今回は、「お手数をおかけしました」という言葉の意味や正しい使い方、言い換え方や実際の例文などを詳しく紹介いたします。
「お手数をおかけしました」の意味とは?
まず、「手数」には二つの意味があります。一つ目は、面倒くさいこと事や煩わしい事を他人に解決してもらうための手間の事です。二つ目は、将棋やボクシングなど相手を負かすため似繰り出す技の数の事を表しています。
今回焦点を当てて紹介している「お手数をおかけしました」は、相手に対しての感謝と労いの言葉ですので、一つ目の意味になるでしょう。
また、「かける」という言葉には、相手に対して努力や苦労を負担させるという意味があります。この「手数」と「かける」を合わせて感謝と労いの言い回しにしたのが「お手数をおかしました」という言葉です。

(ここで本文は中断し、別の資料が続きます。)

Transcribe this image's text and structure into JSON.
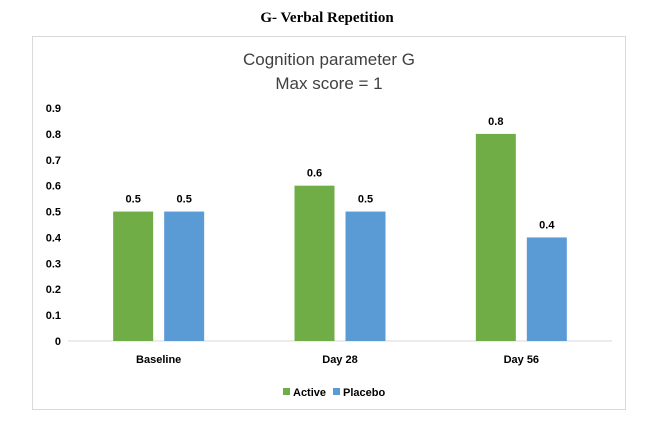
{
  "heading": "G- Verbal Repetition",
  "chart_data": {
    "type": "bar",
    "title_lines": [
      "Cognition parameter G",
      "Max score = 1"
    ],
    "categories": [
      "Baseline",
      "Day 28",
      "Day 56"
    ],
    "series": [
      {
        "name": "Active",
        "values": [
          0.5,
          0.6,
          0.8
        ],
        "color": "#70ad47"
      },
      {
        "name": "Placebo",
        "values": [
          0.5,
          0.5,
          0.4
        ],
        "color": "#5b9bd5"
      }
    ],
    "yticks": [
      "0",
      "0.1",
      "0.2",
      "0.3",
      "0.4",
      "0.5",
      "0.6",
      "0.7",
      "0.8",
      "0.9"
    ],
    "ylim": [
      0,
      0.9
    ],
    "grid": false,
    "legend_position": "bottom"
  }
}
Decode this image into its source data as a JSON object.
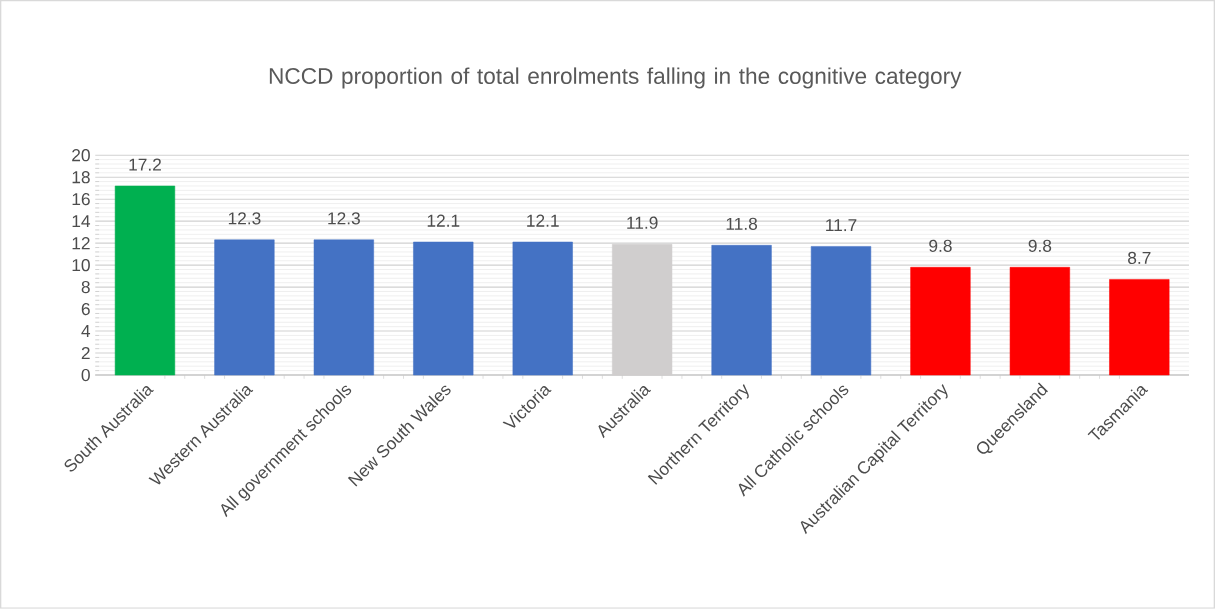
{
  "chart_data": {
    "type": "bar",
    "title": "NCCD proportion of total enrolments falling in the cognitive category",
    "categories": [
      "South Australia",
      "Western Australia",
      "All government schools",
      "New South Wales",
      "Victoria",
      "Australia",
      "Northern Territory",
      "All Catholic schools",
      "Australian Capital Territory",
      "Queensland",
      "Tasmania"
    ],
    "values": [
      17.2,
      12.3,
      12.3,
      12.1,
      12.1,
      11.9,
      11.8,
      11.7,
      9.8,
      9.8,
      8.7
    ],
    "colors": [
      "#00b050",
      "#4472c4",
      "#4472c4",
      "#4472c4",
      "#4472c4",
      "#d0cece",
      "#4472c4",
      "#4472c4",
      "#ff0000",
      "#ff0000",
      "#ff0000"
    ],
    "ylim": [
      0,
      20
    ],
    "yticks": [
      0,
      2,
      4,
      6,
      8,
      10,
      12,
      14,
      16,
      18,
      20
    ],
    "grid": "y",
    "data_labels": true
  }
}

つまり、相手が自分のために努力や苦労をして、何かを成し遂げてくれた時にかける言葉と言えるでしょう。
「お手数をおかけしました」の正しい読み方とは?
上記で説明したように「手数」には二つの意味があります。一つ目の相手に対しての感謝とねぎらいの意味として使う場合には「てすう」と読む事が多いでしょう。二つ目の将棋やボクシングの技の数の意味として使う場合には「てかず」と読みます。
実際に、感謝と労いの言葉として「お手数をおかけしました」と使う場合は、「おてすうおかけしました」と読む事が多いでしょう。しかし、「手数」という熟語の漢字を両方とも訓読みしている「てかず」が本来の読み方で、意味も二つ目の勝負事に勝つための技の数が本来の「手数」の由来ですので、「てかず」と読んでも間違いではありません。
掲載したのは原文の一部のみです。